Dito isso, passa-se a uma análise dos termos jurídicos da Resolução.

II.

A par de não se ignorar a possível inconstitucionalidade da Resolução 586 do CNJ – posto que Ato Normativo que, por dispor “sobre métodos consensuais de solução de disputas na Justiça do Trabalho”, pode significar usurpação de competência exclusiva do Congresso Nacional (arts. 2º e 22 da Constituição Federal de 1988) – a norma prevê que os “acordos extrajudiciais homologados pela Justiça do Trabalho terão efeito de quitação ampla, geral e irrevogável, nos termos da legislação em vigor”, sempre que houver cláusula expressa nesse sentido nos termos do acordo.

Além da exigência de cláusula com eficácia liberatória geral, a norma prevê que as partes proponentes da transação deverão se fazer acompanhar por seus respectivos advogados ou sindicatos, vedada a representação por advogado comum. Ainda no âmbito das exigências que condicionam a legalidade da transação, a Resolução prevê que os trabalhadores menores de 16 anos se façam representar pelos pais, curadores ou tutores e que não existam vícios de vontade ou defeitos dos negócios jurídicos de que cuidam os arts. 138 a 184 do Código Civil brasileiro, vedada a presunção ante a mera hipossuficiência do trabalhador.

Em nenhuma circunstância a quitação alcançará, consoante o parágrafo único do art. 1º da Resolução, as seguintes hipóteses: “I – pretensões relacionadas a sequelas acidentárias ou doenças ocupacionais que sejam ignoradas ou que não estejam referidas especificamente no ajuste entre as partes ao tempo da celebração do negócio jurídico; II – pretensões relacionadas a fatos e/ou direitos em relação aos quais os titulares não tinham condições de conhecimento ao tempo da celebração do negócio jurídico; III – pretensões de partes não representadas ou substituídas no acordo; e IV – títulos e valores expressos e especificadamente ressalvados.”

Acaso as condicionantes previstas para a eficácia liberatória geral não se façam presentes, assevera o art. 2º da Resolução, o acordo terá “eficácia liberatória restrita aos títulos e valores expressamente consignados no respectivo instrumento, ressalvados os casos de nulidade”, permitindo-se ao trabalhador exercer o direito de ação em relação às pretensões não quitadas.

Ainda segundo os termos da norma, eventual transação depende da provocação do Judiciário pelas partes interessadas, e pode ser feita pelo próprio trabalhador ou substituto processual legitimado, como, por exemplo, os Sindicatos profissionais, sendo vedada “a homologação apenas parcial de acordos celebrados” (art. 3º). Perceba-se que qualquer transação

Perceba-se que qualquer transação que preencha as condições previstas no art. 1º da Resolução, teoricamente, poderia ser submetida ao crivo do Poder Judiciário com eficácia liberatória geral.
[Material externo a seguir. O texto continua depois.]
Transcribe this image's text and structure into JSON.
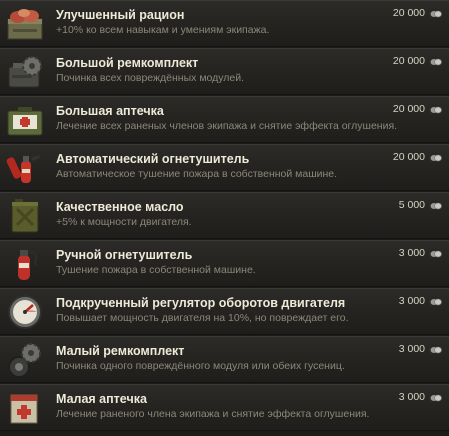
{
  "items": [
    {
      "title": "Улучшенный рацион",
      "desc": "+10% ко всем навыкам и умениям экипажа.",
      "price": "20 000",
      "icon": "food-crate-icon"
    },
    {
      "title": "Большой ремкомплект",
      "desc": "Починка всех повреждённых модулей.",
      "price": "20 000",
      "icon": "large-repair-kit-icon"
    },
    {
      "title": "Большая аптечка",
      "desc": "Лечение всех раненых членов экипажа и снятие эффекта оглушения.",
      "price": "20 000",
      "icon": "large-first-aid-kit-icon"
    },
    {
      "title": "Автоматический огнетушитель",
      "desc": "Автоматическое тушение пожара в собственной машине.",
      "price": "20 000",
      "icon": "automatic-extinguisher-icon"
    },
    {
      "title": "Качественное масло",
      "desc": "+5% к мощности двигателя.",
      "price": "5 000",
      "icon": "oil-canister-icon"
    },
    {
      "title": "Ручной огнетушитель",
      "desc": "Тушение пожара в собственной машине.",
      "price": "3 000",
      "icon": "manual-extinguisher-icon"
    },
    {
      "title": "Подкрученный регулятор оборотов двигателя",
      "desc": "Повышает мощность двигателя на 10%, но повреждает его.",
      "price": "3 000",
      "icon": "speed-governor-gauge-icon"
    },
    {
      "title": "Малый ремкомплект",
      "desc": "Починка одного повреждённого модуля или обеих гусениц.",
      "price": "3 000",
      "icon": "small-repair-kit-icon"
    },
    {
      "title": "Малая аптечка",
      "desc": "Лечение раненого члена экипажа и снятие эффекта оглушения.",
      "price": "3 000",
      "icon": "small-first-aid-kit-icon"
    }
  ],
  "currency_icon": "silver-coin-icon"
}
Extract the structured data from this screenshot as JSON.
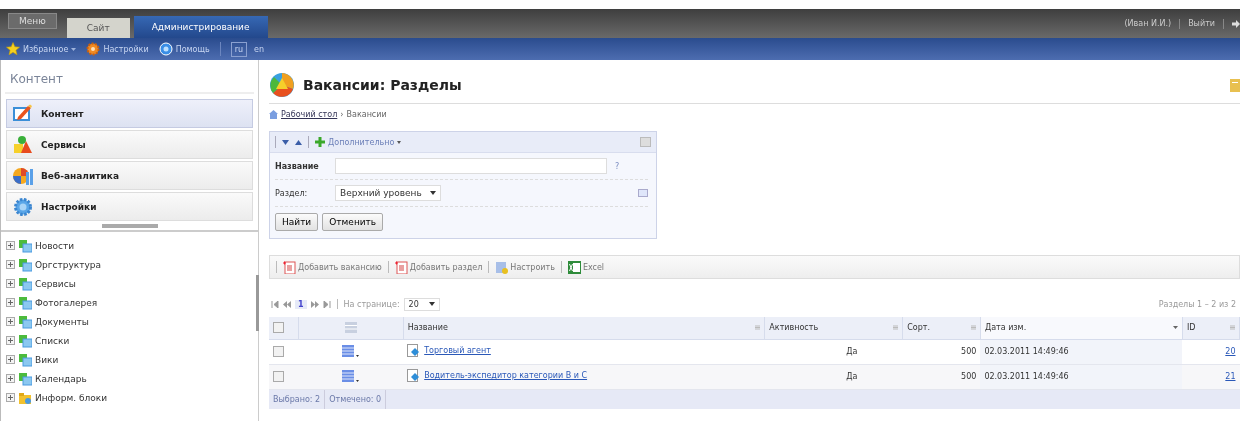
{
  "top_bar": {
    "menu_button": "Меню",
    "tabs": [
      {
        "label": "Сайт",
        "selected": false
      },
      {
        "label": "Администрирование",
        "selected": true
      }
    ],
    "user": "(Иван И.И.)",
    "logout": "Выйти"
  },
  "toolbar": {
    "links": [
      {
        "kind": "favorites",
        "label": "Избранное",
        "dropdown": true
      },
      {
        "kind": "settings",
        "label": "Настройки",
        "dropdown": false
      },
      {
        "kind": "help",
        "label": "Помощь",
        "dropdown": false
      }
    ],
    "languages": [
      {
        "label": "ru",
        "selected": true
      },
      {
        "label": "en",
        "selected": false
      }
    ]
  },
  "sidebar": {
    "title": "Контент",
    "sections": [
      {
        "kind": "content",
        "label": "Контент",
        "selected": true
      },
      {
        "kind": "services",
        "label": "Сервисы",
        "selected": false
      },
      {
        "kind": "analytics",
        "label": "Веб-аналитика",
        "selected": false
      },
      {
        "kind": "settings",
        "label": "Настройки",
        "selected": false
      }
    ],
    "tree": [
      {
        "kind": "section",
        "label": "Новости",
        "expanded": false
      },
      {
        "kind": "section",
        "label": "Оргструктура",
        "expanded": false
      },
      {
        "kind": "section",
        "label": "Сервисы",
        "expanded": false
      },
      {
        "kind": "section",
        "label": "Фотогалерея",
        "expanded": false
      },
      {
        "kind": "section",
        "label": "Документы",
        "expanded": false
      },
      {
        "kind": "section",
        "label": "Списки",
        "expanded": false
      },
      {
        "kind": "section",
        "label": "Вики",
        "expanded": false
      },
      {
        "kind": "section",
        "label": "Календарь",
        "expanded": false
      },
      {
        "kind": "iblock",
        "label": "Информ. блоки",
        "expanded": false
      }
    ]
  },
  "page": {
    "title": "Вакансии: Разделы",
    "breadcrumb": [
      {
        "label": "Рабочий стол",
        "link": true
      },
      {
        "label": "Вакансии",
        "link": false
      }
    ],
    "breadcrumb_separator": "›",
    "filter": {
      "more_label": "Дополнительно",
      "fields": [
        {
          "kind": "text",
          "label": "Название",
          "hint": "?"
        },
        {
          "kind": "select",
          "label": "Раздел:",
          "value": "Верхний уровень"
        }
      ],
      "buttons": [
        "Найти",
        "Отменить"
      ]
    },
    "actions": [
      {
        "kind": "add",
        "label": "Добавить вакансию"
      },
      {
        "kind": "add",
        "label": "Добавить раздел"
      },
      {
        "kind": "configure",
        "label": "Настроить"
      },
      {
        "kind": "excel",
        "label": "Excel"
      }
    ],
    "pager": {
      "current_page": "1",
      "per_page_label": "На странице:",
      "per_page": "20",
      "summary": "Разделы 1 – 2 из 2"
    },
    "table": {
      "all_checked": false,
      "columns": [
        {
          "label": "Название",
          "sorted": false
        },
        {
          "label": "Активность",
          "sorted": false
        },
        {
          "label": "Сорт.",
          "sorted": false
        },
        {
          "label": "Дата изм.",
          "sorted": true
        },
        {
          "label": "ID",
          "sorted": false
        }
      ],
      "rows": [
        {
          "checked": false,
          "name": "Торговый агент",
          "active": "Да",
          "sort": "500",
          "date": "02.03.2011 14:49:46",
          "id": "20"
        },
        {
          "checked": false,
          "name": "Водитель-экспедитор категории В и С",
          "active": "Да",
          "sort": "500",
          "date": "02.03.2011 14:49:46",
          "id": "21"
        }
      ],
      "footer": {
        "selected_label": "Выбрано:",
        "selected": "2",
        "checked_label": "Отмечено:",
        "checked": "0"
      }
    }
  }
}
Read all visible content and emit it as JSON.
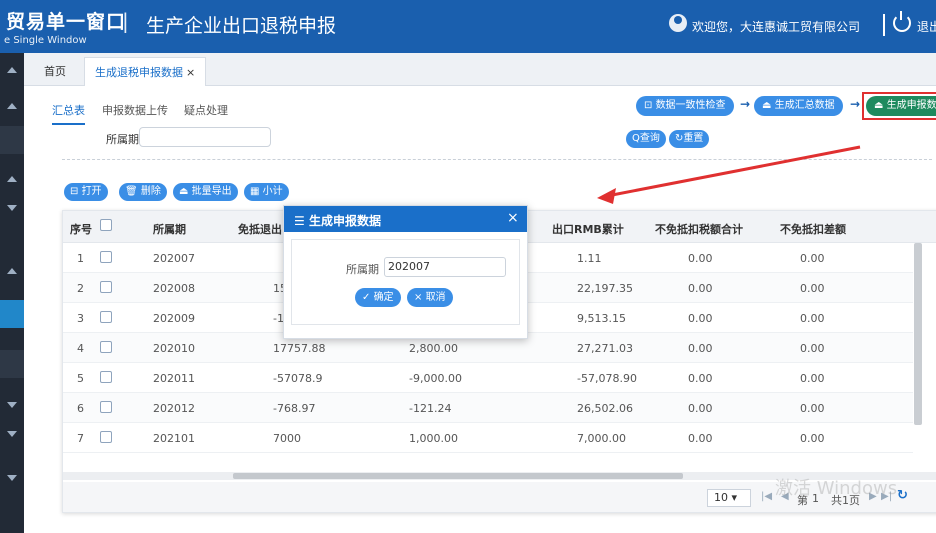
{
  "header": {
    "brand": "贸易单一窗口",
    "brand_sub": "e Single Window",
    "divider": "|",
    "title": "生产企业出口退税申报",
    "welcome": "欢迎您，大连惠诚工贸有限公司",
    "logout": "退出"
  },
  "tabs": {
    "home": "首页",
    "active": "生成退税申报数据",
    "close": "×"
  },
  "subtabs": [
    "汇总表",
    "申报数据上传",
    "疑点处理"
  ],
  "steps": {
    "check": "数据一致性检查",
    "summary": "生成汇总数据",
    "generate": "生成申报数据",
    "arrow": "→"
  },
  "filter": {
    "label": "所属期",
    "query": "查询",
    "reset": "重置"
  },
  "toolbar": {
    "open": "打开",
    "delete": "删除",
    "export": "批量导出",
    "subtotal": "小计"
  },
  "table": {
    "headers": [
      "序号",
      "所属期",
      "免抵退出口",
      "出口RMB累计",
      "不免抵扣税额合计",
      "不免抵扣差额"
    ],
    "rows": [
      {
        "no": "1",
        "period": "202007",
        "free": "",
        "mid": "",
        "rmb": "1.11",
        "tax": "0.00",
        "diff": "0.00"
      },
      {
        "no": "2",
        "period": "202008",
        "free": "15",
        "mid": "",
        "rmb": "22,197.35",
        "tax": "0.00",
        "diff": "0.00"
      },
      {
        "no": "3",
        "period": "202009",
        "free": "-1",
        "mid": "",
        "rmb": "9,513.15",
        "tax": "0.00",
        "diff": "0.00"
      },
      {
        "no": "4",
        "period": "202010",
        "free": "17757.88",
        "mid": "2,800.00",
        "rmb": "27,271.03",
        "tax": "0.00",
        "diff": "0.00"
      },
      {
        "no": "5",
        "period": "202011",
        "free": "-57078.9",
        "mid": "-9,000.00",
        "rmb": "-57,078.90",
        "tax": "0.00",
        "diff": "0.00"
      },
      {
        "no": "6",
        "period": "202012",
        "free": "-768.97",
        "mid": "-121.24",
        "rmb": "26,502.06",
        "tax": "0.00",
        "diff": "0.00"
      },
      {
        "no": "7",
        "period": "202101",
        "free": "7000",
        "mid": "1,000.00",
        "rmb": "7,000.00",
        "tax": "0.00",
        "diff": "0.00"
      }
    ]
  },
  "pager": {
    "size": "10",
    "page_label": "第",
    "page": "1",
    "total": "共1页",
    "watermark": "激活 Windows"
  },
  "modal": {
    "title": "生成申报数据",
    "close": "×",
    "label": "所属期",
    "value": "202007",
    "ok": "确定",
    "cancel": "取消"
  },
  "colors": {
    "header_bg": "#1a5fae",
    "accent": "#1a6fc9",
    "button_blue": "#3a8ee6",
    "button_green": "#1e8a5e",
    "annotation_red": "#e03030"
  }
}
Ressalte-se, no entanto, que momentaneamente, mais precisamente por um prazo de seis meses, a Resolução prevê que as normas nela previstas só se aplicarão “aos acordos superiores ao valor total equivalente a 40 (quarenta) salários-mínimos na data da sua celebração” (art. 4º).
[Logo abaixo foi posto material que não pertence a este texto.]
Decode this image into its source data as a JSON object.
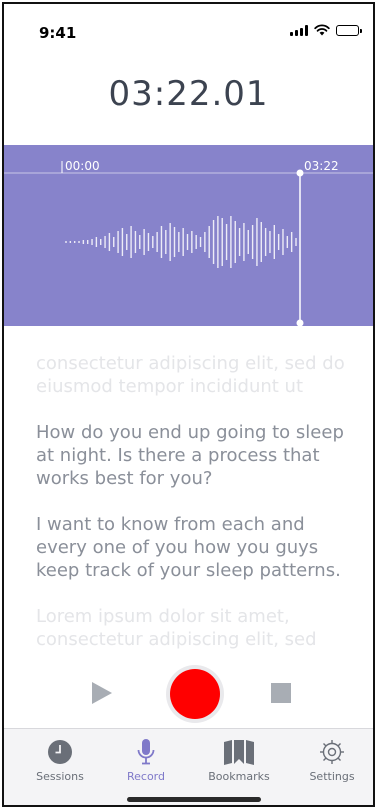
{
  "status_bar": {
    "time": "9:41"
  },
  "recorder": {
    "elapsed": "03:22.01",
    "timeline_start": "00:00",
    "timeline_end": "03:22",
    "waveform_color": "#8783cb",
    "playhead_position": 1.0
  },
  "transcript": {
    "paragraphs": [
      {
        "text": "consectetur adipiscing elit, sed do eiusmod tempor incididunt ut",
        "faded": true
      },
      {
        "text": "How do you end up going to sleep at night. Is there a process that works best for you?",
        "faded": false
      },
      {
        "text": "I want to know from each and every one of you how you guys keep track of your sleep patterns.",
        "faded": false
      },
      {
        "text": "Lorem ipsum dolor sit amet, consectetur adipiscing elit, sed",
        "faded": true
      }
    ]
  },
  "controls": {
    "play_icon": "play-icon",
    "record_icon": "record-icon",
    "stop_icon": "stop-icon",
    "record_color": "#ff0000"
  },
  "tabbar": {
    "active": "record",
    "accent_color": "#7f79c9",
    "items": [
      {
        "id": "sessions",
        "label": "Sessions",
        "icon": "clock-icon"
      },
      {
        "id": "record",
        "label": "Record",
        "icon": "microphone-icon"
      },
      {
        "id": "bookmarks",
        "label": "Bookmarks",
        "icon": "bookmarks-icon"
      },
      {
        "id": "settings",
        "label": "Settings",
        "icon": "gear-icon"
      }
    ]
  }
}
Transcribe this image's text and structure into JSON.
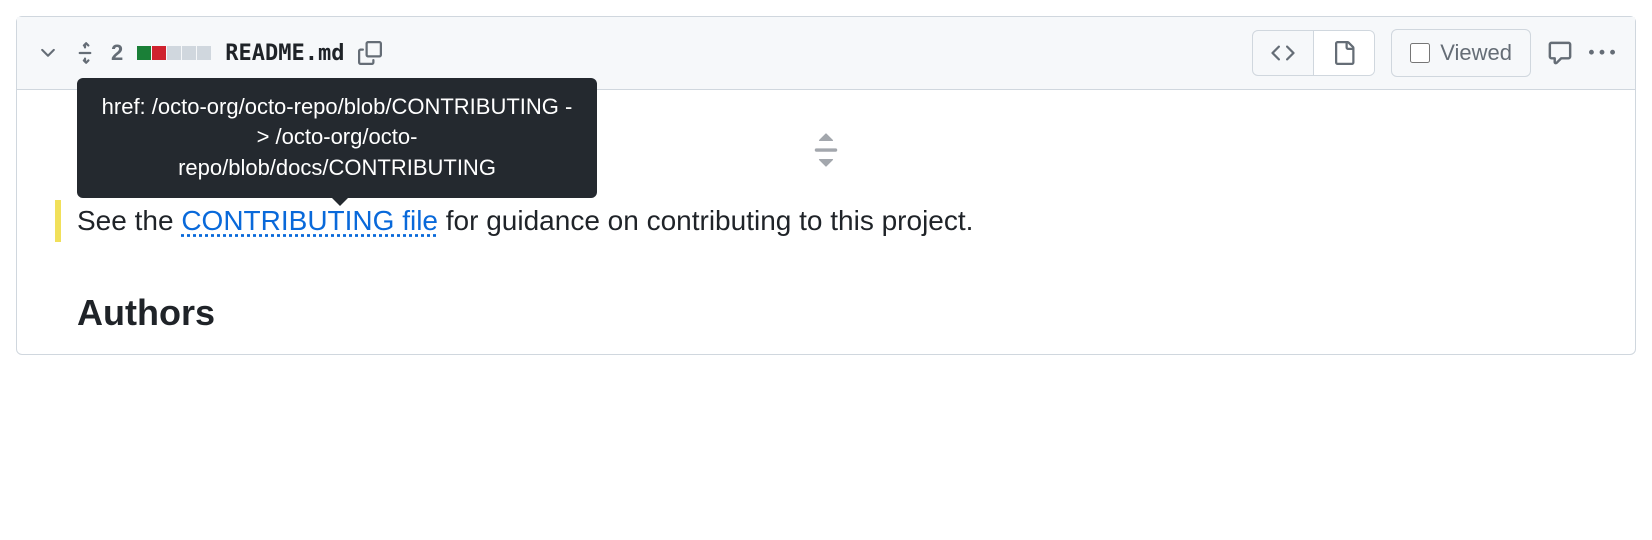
{
  "file": {
    "change_count": "2",
    "filename": "README.md",
    "diff_blocks": [
      "added",
      "removed",
      "neutral",
      "neutral",
      "neutral"
    ]
  },
  "toolbar": {
    "viewed_label": "Viewed"
  },
  "tooltip": {
    "text": "href: /octo-org/octo-repo/blob/CONTRIBUTING -> /octo-org/octo-repo/blob/docs/CONTRIBUTING"
  },
  "content": {
    "text_before": "See the ",
    "link_text": "CONTRIBUTING file",
    "text_after": " for guidance on contributing to this project."
  },
  "heading": "Authors"
}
As rescisões contratuais, por exemplo, que antes da Reforma Trabalhista eram submetidas ao crivo, fiscalização e homologação dos sindicatos obreiros sem eficácia liberatória geral, agora poderão ser submetidas ao Poder Judiciário como proposta de conciliação extrajudicial com quitação ampla e irrestrita do contrato de trabalho, desde que preencham os requisitos condicionais enunciados pelo Conselho Nacional de Justiça.

Como dito anteriormente, fica evidente que a medida precisa ser combatida pelos sindicatos de trabalhadores pois não só lhes retira o protagonismo na tutela dos interesses de quem trabalha, mas, sobretudo, estimula a delinquência patronal e o descumprimento de direitos dos trabalhadores e trabalhadoras. A conciliação, nos termos postos, serve, primeiro, a reduzir o custo do trabalho e, segundo, a resolver um suposto problema da Justiça do Trabalho: a excessiva litigiosidade. Mas, e os interesses dos trabalhadores e trabalhadoras?
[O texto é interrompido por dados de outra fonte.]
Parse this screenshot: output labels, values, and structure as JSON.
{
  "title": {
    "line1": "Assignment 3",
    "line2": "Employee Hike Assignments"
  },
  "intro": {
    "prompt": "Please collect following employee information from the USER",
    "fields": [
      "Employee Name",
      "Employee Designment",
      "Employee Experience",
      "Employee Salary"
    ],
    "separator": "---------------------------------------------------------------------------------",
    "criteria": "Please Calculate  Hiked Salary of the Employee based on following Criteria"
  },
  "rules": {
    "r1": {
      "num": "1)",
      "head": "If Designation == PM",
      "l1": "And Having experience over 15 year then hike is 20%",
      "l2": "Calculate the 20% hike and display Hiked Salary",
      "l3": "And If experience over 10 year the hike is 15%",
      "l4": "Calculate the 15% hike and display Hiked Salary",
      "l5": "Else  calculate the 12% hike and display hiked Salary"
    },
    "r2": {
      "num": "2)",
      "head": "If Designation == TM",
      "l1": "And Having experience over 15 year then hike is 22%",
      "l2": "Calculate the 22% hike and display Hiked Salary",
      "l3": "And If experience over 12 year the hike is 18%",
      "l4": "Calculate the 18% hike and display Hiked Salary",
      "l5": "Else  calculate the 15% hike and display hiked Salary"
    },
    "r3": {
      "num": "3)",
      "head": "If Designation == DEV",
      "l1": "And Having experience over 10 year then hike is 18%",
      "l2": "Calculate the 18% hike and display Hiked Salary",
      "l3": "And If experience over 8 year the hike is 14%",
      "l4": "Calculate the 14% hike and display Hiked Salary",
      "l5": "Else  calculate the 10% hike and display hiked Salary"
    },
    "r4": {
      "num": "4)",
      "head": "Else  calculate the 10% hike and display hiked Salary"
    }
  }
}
Da leitura do Voto do Ministro Luís Roberto Barroso nos autos Ato Normativo 0005870-16.2024.2.00.0000, que deu azo à Resolução nº 586 do CNJ, ora em análise, não se infere uma única menção à defesa e à promoção dos Direitos Sociais Trabalhistas como justificativa da decisão.

O silêncio a este respeito escancara os interesses que se pretende atender com esta Resolução, deixando claro que não são os da classe trabalhadora.